Commissioners Mingus Mapps, Rene Gonzalez, and Mayor Ted Wheeler all ventured over to the hills of southwest Portland to take part in the last Parkways of the year. Mapps was there as part of his role as commissioner-in-charge of the Portland Bureau of Transportation (PBOT), but the other two seemed to show up simply because it was a nice excuse to enjoy a perfect Portland day with their family. Yes, both Gonzalez and Wheeler rode to the event with their kids.
Gonzalez posted a video riding (15 miles there and back) to the event with his young sons and then shared a photo of he and PBOT Director Millicent Williams at the event. And Wheeler posted a photo on social media of his stop at a sno-cone truck, then said at a meeting last night he did the event with his daughter.

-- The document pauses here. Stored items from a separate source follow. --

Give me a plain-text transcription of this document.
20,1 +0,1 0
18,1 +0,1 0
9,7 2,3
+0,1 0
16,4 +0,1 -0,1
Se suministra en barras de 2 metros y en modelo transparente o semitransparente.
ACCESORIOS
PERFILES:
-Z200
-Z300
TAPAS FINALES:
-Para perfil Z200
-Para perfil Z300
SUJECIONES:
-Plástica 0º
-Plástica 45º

For Sunday Parkways boosters, having these elected officials show up could not have come at a better time. Despite being almost universally beloved citywide, the Parkways program has had to fight for its funding several times since it began in 2008. Believe it or not the City of Portland had to crowdfund to keep the program going in 2009, 2010, and in 2012. And on several occasions, the program has been passed over for budget help because it was not seen as a “core service.”
In 2010, the City Budget Office recommended against funding for Sunday Parkways. And in 2012, former Commissioner Dan Saltzman opposed a contract between PBOT and the company that runs the event and the program was ultimately scaled back as a result.
With this year’s budget negotiations set to heat up amid the most daunting financial reality the agency has ever faced, it’s conventional wisdom that Sunday Parkways could be cut as PBOT addresses a mandate to slash about 30% — or $32 million — from their discretionary budget. A PBOT budget survey released last month included an ominous question that asked people to rank the importance of “community events like Sunday Parkways.”
While Parkways has several major sponsors, my best guess is that the City of Portland is on the hook for about $80-$100,000 per event. While it traditionally had five events per year, PBOT hosted just three events this year.
When Gonzalez, Wheeler, and Mapps sit down in City Council chambers for a PBOT budget work session on September 26th, they’ll be eager to share how they rode in Sunday Parkways. Whether that translates into an eagerness to fund it, remains to be seen.